Task 6 — Read a GC pause histogram

Allocate aggressively (e.g. build and discard large slices in a loop) to force several GCs, then read /gc/pauses:seconds. Iterate Counts/Buckets, print each non-empty bucket's range and count, and the total number of pauses recorded.

Remember len(Buckets) == len(Counts)+1 and that outer edges may be ±Inf.

Goal. Read a Float64Histogram correctly, handling the N+1 rule and infinite edges.


Task 7 — Approximate a p99 from a histogram

Extend Task 6. Compute an approximate p99 GC pause by walking the cumulative Counts until you reach 99% of the total, and return the upper bucket edge. Compare it against the max bucket that has any count.

Goal. Turn a histogram into a percentile estimate and understand its quantisation limits.

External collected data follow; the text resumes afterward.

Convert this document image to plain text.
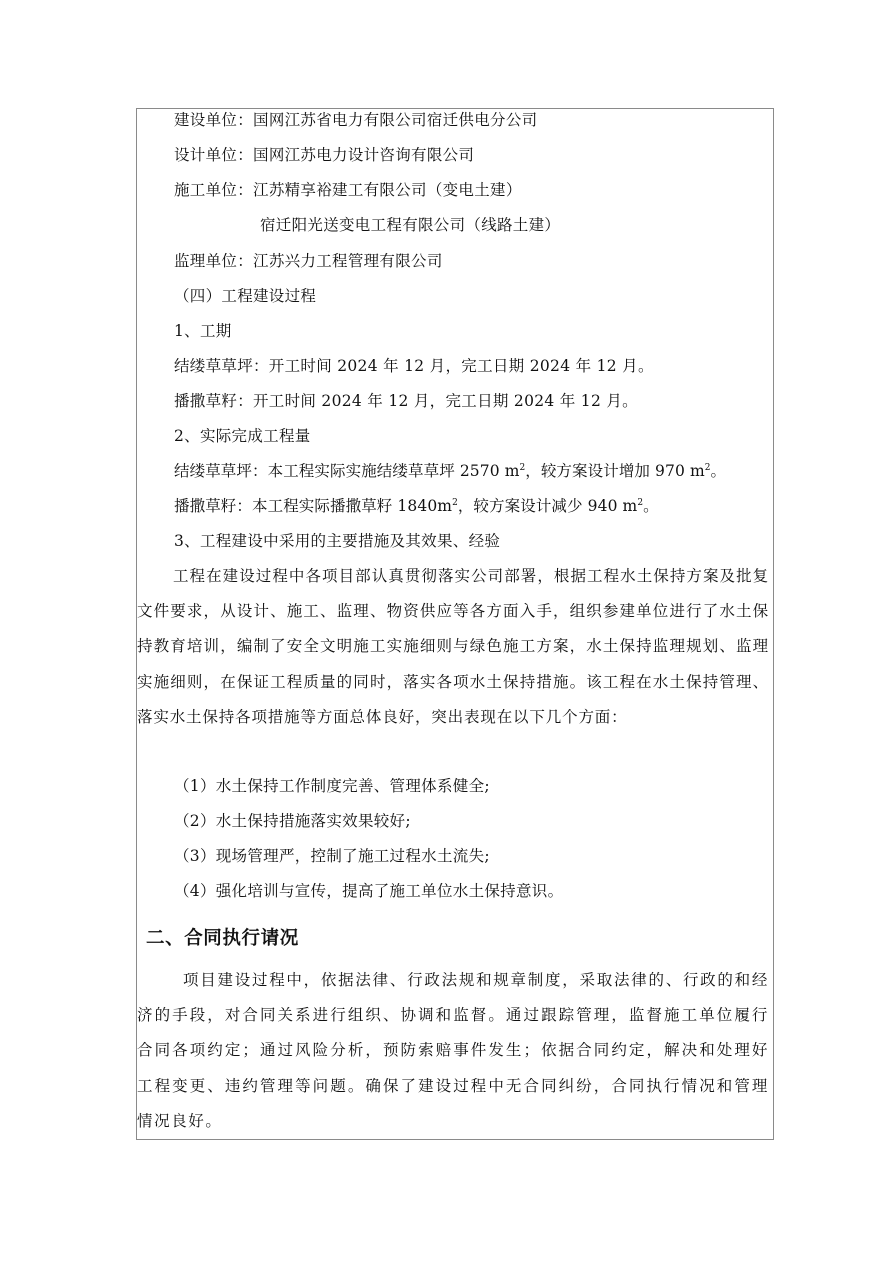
建设单位：国网江苏省电力有限公司宿迁供电分公司
设计单位：国网江苏电力设计咨询有限公司
施工单位：江苏精享裕建工有限公司（变电土建）
宿迁阳光送变电工程有限公司（线路土建）
监理单位：江苏兴力工程管理有限公司
（四）工程建设过程
1、工期
结缕草草坪：开工时间 2024 年 12 月，完工日期 2024 年 12 月。
播撒草籽：开工时间 2024 年 12 月，完工日期 2024 年 12 月。
2、实际完成工程量
结缕草草坪：本工程实际实施结缕草草坪 2570 $m^2$，较方案设计增加 970 $m^2$。
播撒草籽：本工程实际播撒草籽 $1840m^2$，较方案设计减少 940 $m^2$。
3、工程建设中采用的主要措施及其效果、经验
工程在建设过程中各项目部认真贯彻落实公司部署，根据工程水土保持方案及批复文件要求，从设计、施工、监理、物资供应等各方面入手，组织参建单位进行了水土保持教育培训，编制了安全文明施工实施细则与绿色施工方案，水土保持监理规划、监理实施细则，在保证工程质量的同时，落实各项水土保持措施。该工程在水土保持管理、落实水土保持各项措施等方面总体良好，突出表现在以下几个方面：
（1）水土保持工作制度完善、管理体系健全;
（2）水土保持措施落实效果较好;
（3）现场管理严，控制了施工过程水土流失;
（4）强化培训与宣传，提高了施工单位水土保持意识。
二、合同执行请况
项目建设过程中，依据法律、行政法规和规章制度，采取法律的、行政的和经济的手段，对合同关系进行组织、协调和监督。通过跟踪管理，监督施工单位履行合同各项约定；通过风险分析，预防索赔事件发生；依据合同约定，解决和处理好工程变更、违约管理等问题。确保了建设过程中无合同纠纷，合同执行情况和管理情况良好。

Task 8 — Verify the memory-classes sum

Read every /memory/classes/* leaf and /memory/classes/total:bytes. Sum the leaves and confirm they equal the total (within the set you read). If they don't, you've missed a class — find it via metrics.All().

Goal. Prove the closed-accounting property of the memory taxonomy.


Task 9 — Map MemStats to metrics, side by side

Write a program that reads both runtime.ReadMemStats(&ms) and the metric equivalents (/memory/classes/heap/objects:bytes for HeapAlloc, /gc/heap/allocs:bytes for TotalAlloc, /gc/cycles/total:gc-cycles for NumGC). Print them side by side and confirm they agree.

Goal. Build confidence in the MemStats→metrics mapping before migrating real code.


Task 10 — A periodic runtime logger with slice reuse

Write a logger that, every 2 seconds, prints goroutines, live heap bytes, and total GC cycles. Allocate the []Sample once outside the loop and reuse it. Then deliberately move the allocation inside the loop, run under go run -gcflags=-m or a quick benchmark, and observe the extra garbage.

Goal. Internalise slice reuse and why allocating per read is wrong in a metrics path.


Task 11 — CPU-class breakdown (Go 1.20+)

Read /cpu/classes/gc/total:cpu-seconds, /cpu/classes/scavenge/total:cpu-seconds, /cpu/classes/user:cpu-seconds, and /cpu/classes/total:cpu-seconds. Run a GC-heavy workload and compute the GC CPU fraction (gc/total ÷ total). Guard for KindBad so the program still runs on Go 1.19.

Goal. Compute the GC CPU tax and write version-robust code.


Hard

Task 12 — A reusable, version-robust collector

Build a Collector type that: 1. Takes a list of wanted metric names. 2. Validates them against metrics.All() at construction, dropping unsupported ones. 3. Stores Kind and Cumulative per metric. 4. Reuses one []Sample across reads. 5. Exposes Read() that returns typed results.

Run it across two Go versions (e.g. 1.19 and 1.21) and confirm it silently drops /cpu/* on the older one.

Goal. Build the production-shaped collector underneath NewGoCollector.


Task 13 — Windowed histogram delta

Snapshot /sched/latencies:seconds, wait 10 seconds under load, snapshot again. Compute the per-bucket delta (cur.Counts[i] - prev.Counts[i]) to get the scheduling latency distribution over that window. Deep-copy the first snapshot's slices before the second Read so it isn't mutated.

Goal. Difference cumulative histograms correctly, and learn why you must copy before re-reading.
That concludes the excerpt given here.